Here’s a look back at what happened in the Chicago area on June 2, according to the Tribune’s archives.
Is an important event missing from this date? Email us.
Weather records (from the National Weather Service, Chicago)
- High temperature: 94 degrees (2020)
- Low temperature: 38 degrees (2003)
- Precipitation: 2.35 inches (1950)
- Snowfall: Trace (1952)

1939: “Well to do spinster” Rose Neary was found strangled with a radio cord and beaten to death with a hammer in her first floor apartment on Franklin Boulevard in Chicago, where she lived with her two dogs.
Friends became concerned when Neary failed to appear at a celebration for her synagogue, which she helped plan. Though acquaintances — including an occasional chauffeur whom she loaned money to — were questioned, the case remains unsolved.
Neary’s belongings including fur coats, furniture and jewelry were auctioned later that month, with officials charged admission of 50 cents to prevent overcrowding of the apartment.
2015: The Chicago Bulls hired Fred Hoiberg, who briefly played for the team, to be its 19th coach.
Hoiberg compiled a 115-155 record with one first-round playoff exit before he was fired in December 2018. He’s now the basketball coach at Nebraska.
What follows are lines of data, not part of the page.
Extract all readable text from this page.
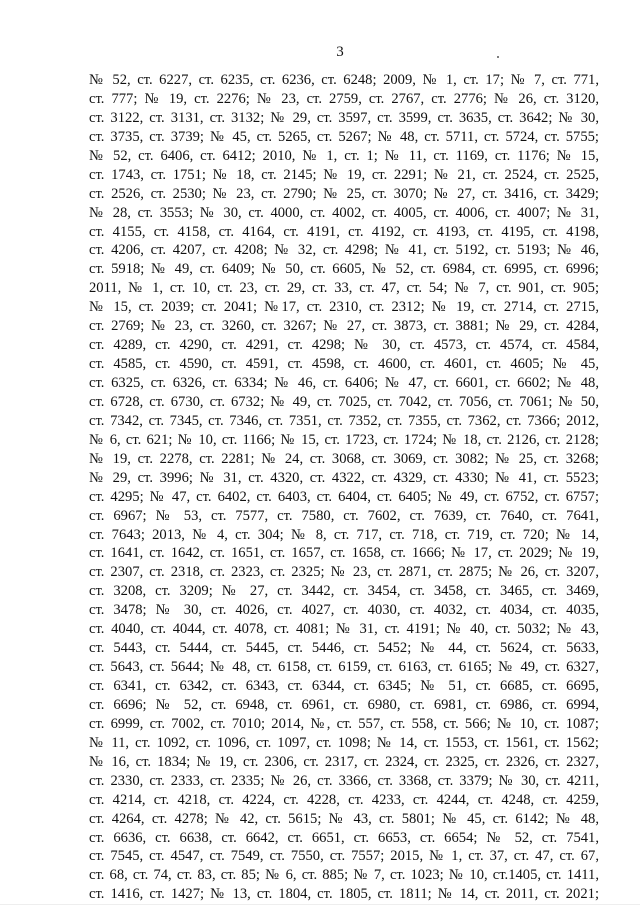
3
№ 52, ст. 6227, ст. 6235, ст. 6236, ст. 6248; 2009, № 1, ст. 17; № 7, ст. 771,
ст. 777; № 19, ст. 2276; № 23, ст. 2759, ст. 2767, ст. 2776; № 26, ст. 3120,
ст. 3122, ст. 3131, ст. 3132; № 29, ст. 3597, ст. 3599, ст. 3635, ст. 3642; № 30,
ст. 3735, ст. 3739; № 45, ст. 5265, ст. 5267; № 48, ст. 5711, ст. 5724, ст. 5755;
№ 52, ст. 6406, ст. 6412; 2010, № 1, ст. 1; № 11, ст. 1169, ст. 1176; № 15,
ст. 1743, ст. 1751; № 18, ст. 2145; № 19, ст. 2291; № 21, ст. 2524, ст. 2525,
ст. 2526, ст. 2530; № 23, ст. 2790; № 25, ст. 3070; № 27, ст. 3416, ст. 3429;
№ 28, ст. 3553; № 30, ст. 4000, ст. 4002, ст. 4005, ст. 4006, ст. 4007; № 31,
ст. 4155, ст. 4158, ст. 4164, ст. 4191, ст. 4192, ст. 4193, ст. 4195, ст. 4198,
ст. 4206, ст. 4207, ст. 4208; № 32, ст. 4298; № 41, ст. 5192, ст. 5193; № 46,
ст. 5918; № 49, ст. 6409; № 50, ст. 6605, № 52, ст. 6984, ст. 6995, ст. 6996;
2011, № 1, ст. 10, ст. 23, ст. 29, ст. 33, ст. 47, ст. 54; № 7, ст. 901, ст. 905;
№ 15, ст. 2039; ст. 2041; №17, ст. 2310, ст. 2312; № 19, ст. 2714, ст. 2715,
ст. 2769; № 23, ст. 3260, ст. 3267; № 27, ст. 3873, ст. 3881; № 29, ст. 4284,
ст. 4289, ст. 4290, ст. 4291, ст. 4298; № 30, ст. 4573, ст. 4574, ст. 4584,
ст. 4585, ст. 4590, ст. 4591, ст. 4598, ст. 4600, ст. 4601, ст. 4605; № 45,
ст. 6325, ст. 6326, ст. 6334; № 46, ст. 6406; № 47, ст. 6601, ст. 6602; № 48,
ст. 6728, ст. 6730, ст. 6732; № 49, ст. 7025, ст. 7042, ст. 7056, ст. 7061; № 50,
ст. 7342, ст. 7345, ст. 7346, ст. 7351, ст. 7352, ст. 7355, ст. 7362, ст. 7366; 2012,
№ 6, ст. 621; № 10, ст. 1166; № 15, ст. 1723, ст. 1724; № 18, ст. 2126, ст. 2128;
№ 19, ст. 2278, ст. 2281; № 24, ст. 3068, ст. 3069, ст. 3082; № 25, ст. 3268;
№ 29, ст. 3996; № 31, ст. 4320, ст. 4322, ст. 4329, ст. 4330; № 41, ст. 5523;
ст. 4295; № 47, ст. 6402, ст. 6403, ст. 6404, ст. 6405; № 49, ст. 6752, ст. 6757;
ст. 6967; № 53, ст. 7577, ст. 7580, ст. 7602, ст. 7639, ст. 7640, ст. 7641,
ст. 7643; 2013, № 4, ст. 304; № 8, ст. 717, ст. 718, ст. 719, ст. 720; № 14,
ст. 1641, ст. 1642, ст. 1651, ст. 1657, ст. 1658, ст. 1666; № 17, ст. 2029; № 19,
ст. 2307, ст. 2318, ст. 2323, ст. 2325; № 23, ст. 2871, ст. 2875; № 26, ст. 3207,
ст. 3208, ст. 3209; № 27, ст. 3442, ст. 3454, ст. 3458, ст. 3465, ст. 3469,
ст. 3478; № 30, ст. 4026, ст. 4027, ст. 4030, ст. 4032, ст. 4034, ст. 4035,
ст. 4040, ст. 4044, ст. 4078, ст. 4081; № 31, ст. 4191; № 40, ст. 5032; № 43,
ст. 5443, ст. 5444, ст. 5445, ст. 5446, ст. 5452; № 44, ст. 5624, ст. 5633,
ст. 5643, ст. 5644; № 48, ст. 6158, ст. 6159, ст. 6163, ст. 6165; № 49, ст. 6327,
ст. 6341, ст. 6342, ст. 6343, ст. 6344, ст. 6345; № 51, ст. 6685, ст. 6695,
ст. 6696; № 52, ст. 6948, ст. 6961, ст. 6980, ст. 6981, ст. 6986, ст. 6994,
ст. 6999, ст. 7002, ст. 7010; 2014, №, ст. 557, ст. 558, ст. 566; № 10, ст. 1087;
№ 11, ст. 1092, ст. 1096, ст. 1097, ст. 1098; № 14, ст. 1553, ст. 1561, ст. 1562;
№ 16, ст. 1834; № 19, ст. 2306, ст. 2317, ст. 2324, ст. 2325, ст. 2326, ст. 2327,
ст. 2330, ст. 2333, ст. 2335; № 26, ст. 3366, ст. 3368, ст. 3379; № 30, ст. 4211,
ст. 4214, ст. 4218, ст. 4224, ст. 4228, ст. 4233, ст. 4244, ст. 4248, ст. 4259,
ст. 4264, ст. 4278; № 42, ст. 5615; № 43, ст. 5801; № 45, ст. 6142; № 48,
ст. 6636, ст. 6638, ст. 6642, ст. 6651, ст. 6653, ст. 6654; № 52, ст. 7541,
ст. 7545, ст. 4547, ст. 7549, ст. 7550, ст. 7557; 2015, № 1, ст. 37, ст. 47, ст. 67,
ст. 68, ст. 74, ст. 83, ст. 85; № 6, ст. 885; № 7, ст. 1023; № 10, ст.1405, ст. 1411,
ст. 1416, ст. 1427; № 13, ст. 1804, ст. 1805, ст. 1811; № 14, ст. 2011, ст. 2021;
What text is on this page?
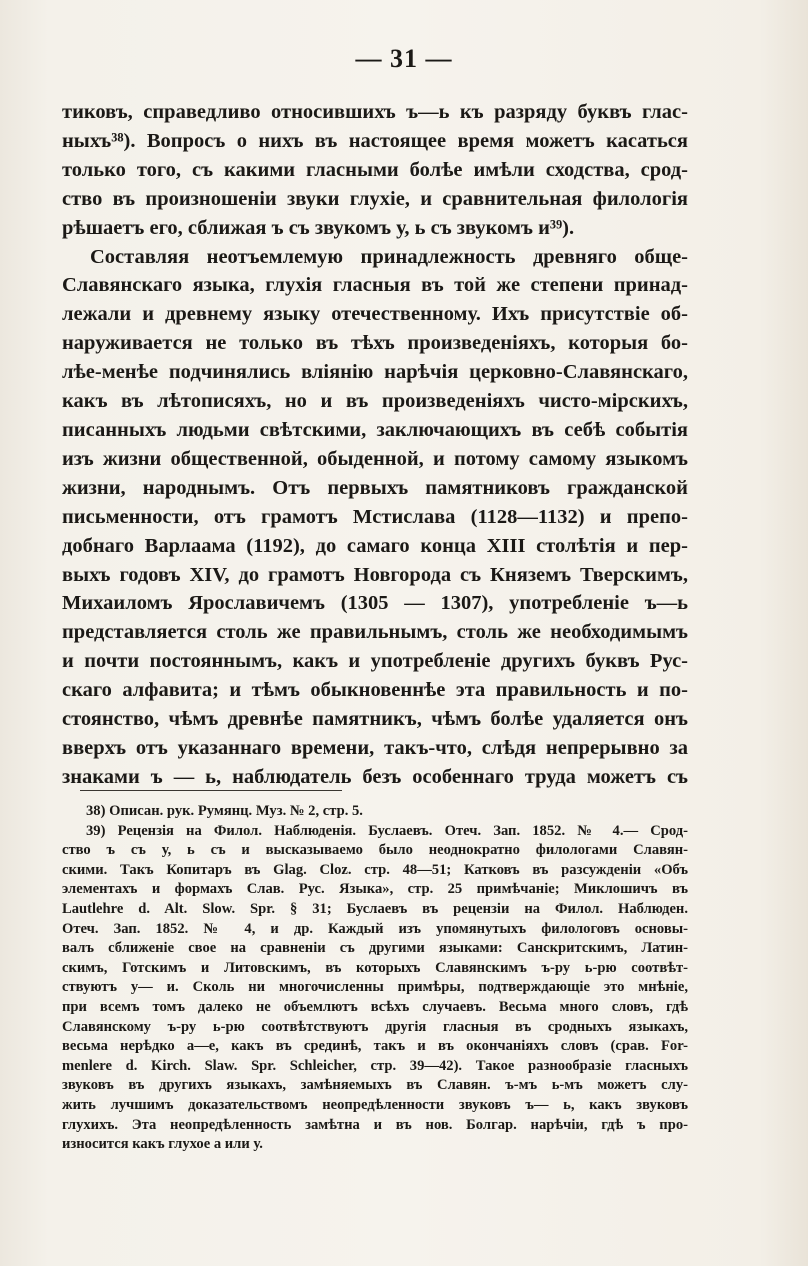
— 31 —
тиковъ, справедливо относившихъ ъ—ь къ разряду буквъ глас-
ныхъ³⁸). Вопросъ о нихъ въ настоящее время можетъ касаться
только того, съ какими гласными болѣе имѣли сходства, срод-
ство въ произношеніи звуки глухіе, и сравнительная филологія
рѣшаетъ его, сближая ъ съ звукомъ у, ь съ звукомъ и³⁹).
Составляя неотъемлемую принадлежность древняго обще-
Славянскаго языка, глухія гласныя въ той же степени принад-
лежали и древнему языку отечественному. Ихъ присутствіе об-
наруживается не только въ тѣхъ произведеніяхъ, которыя бо-
лѣе-менѣе подчинялись вліянію нарѣчія церковно-Славянскаго,
какъ въ лѣтописяхъ, но и въ произведеніяхъ чисто-мірскихъ,
писанныхъ людьми свѣтскими, заключающихъ въ себѣ событія
изъ жизни общественной, обыденной, и потому самому языкомъ
жизни, народнымъ. Отъ первыхъ памятниковъ гражданской
письменности, отъ грамотъ Мстислава (1128—1132) и препо-
добнаго Варлаама (1192), до самаго конца XIII столѣтія и пер-
выхъ годовъ XIV, до грамотъ Новгорода съ Княземъ Тверскимъ,
Михаиломъ Ярославичемъ (1305 — 1307), употребленіе ъ—ь
представляется столь же правильнымъ, столь же необходимымъ
и почти постояннымъ, какъ и употребленіе другихъ буквъ Рус-
скаго алфавита; и тѣмъ обыкновеннѣе эта правильность и по-
стоянство, чѣмъ древнѣе памятникъ, чѣмъ болѣе удаляется онъ
вверхъ отъ указаннаго времени, такъ-что, слѣдя непрерывно за
знаками ъ — ь, наблюдатель безъ особеннаго труда можетъ съ
38) Описан. рук. Румянц. Муз. № 2, стр. 5.
39) Рецензія на Филол. Наблюденія. Буслаевъ. Отеч. Зап. 1852. № 4.— Срод-
ство ъ съ у, ь съ и высказываемо было неоднократно филологами Славян-
скими. Такъ Копитаръ въ Glag. Cloz. стр. 48—51; Катковъ въ разсужденіи «Объ
элементахъ и формахъ Слав. Рус. Языка», стр. 25 примѣчаніе; Миклошичъ въ
Lautlehre d. Alt. Slow. Spr. § 31; Буслаевъ въ рецензіи на Филол. Наблюден.
Отеч. Зап. 1852. № 4, и др. Каждый изъ упомянутыхъ филологовъ основы-
валъ сближеніе свое на сравненіи съ другими языками: Санскритскимъ, Латин-
скимъ, Готскимъ и Литовскимъ, въ которыхъ Славянскимъ ъ-ру ь-рю соотвѣт-
ствуютъ у— и. Сколь ни многочисленны примѣры, подтверждающіе это мнѣніе,
при всемъ томъ далеко не объемлютъ всѣхъ случаевъ. Весьма много словъ, гдѣ
Славянскому ъ-ру ь-рю соотвѣтствуютъ другія гласныя въ сродныхъ языкахъ,
весьма нерѣдко а—е, какъ въ срединѣ, такъ и въ окончаніяхъ словъ (срав. For-
menlere d. Kirch. Slaw. Spr. Schleicher, стр. 39—42). Такое разнообразіе гласныхъ
звуковъ въ другихъ языкахъ, замѣняемыхъ въ Славян. ъ-мъ ь-мъ можетъ слу-
жить лучшимъ доказательствомъ неопредѣленности звуковъ ъ— ь, какъ звуковъ
глухихъ. Эта неопредѣленность замѣтна и въ нов. Болгар. нарѣчіи, гдѣ ъ про-
износится какъ глухое а или у.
2019: Illinois lawmakers voted to legalize sports betting, allowing a Chicago casino, slot machines at both city airports, casinos in the south suburbs, Waukegan, Rockford, Danville and Williamson County, slot machines at horse racing tracks, and spots betting at casinos and tracks.

2023: For the first of three sold-out shows on her Eras Tour at Soldier Field, Taylor Swift contained multitudes, presiding over a 200-minute extravaganza that often had the crowd of more than 60,000 devoted fans singing along to every word.
The epic concert took the form of nine separate mini sets, each aurally and visually connected to a certain album, letting the pop phenom explore nearly every facet of a 17-year recording career that currently knows no limits. Swift paired each set change with themed wardrobes and a parade of choreographed routines featuring a squadron of dancers and, frequently, members of her backup band. She also integrated projections on a mammoth, curved, high-definition screen, as well as mobile platforms whose height and shapes fluctuated during songs.
“It was a stage whose magnitude dared make Soldier Field look mid-sized,” critic Bob Gendron wrote.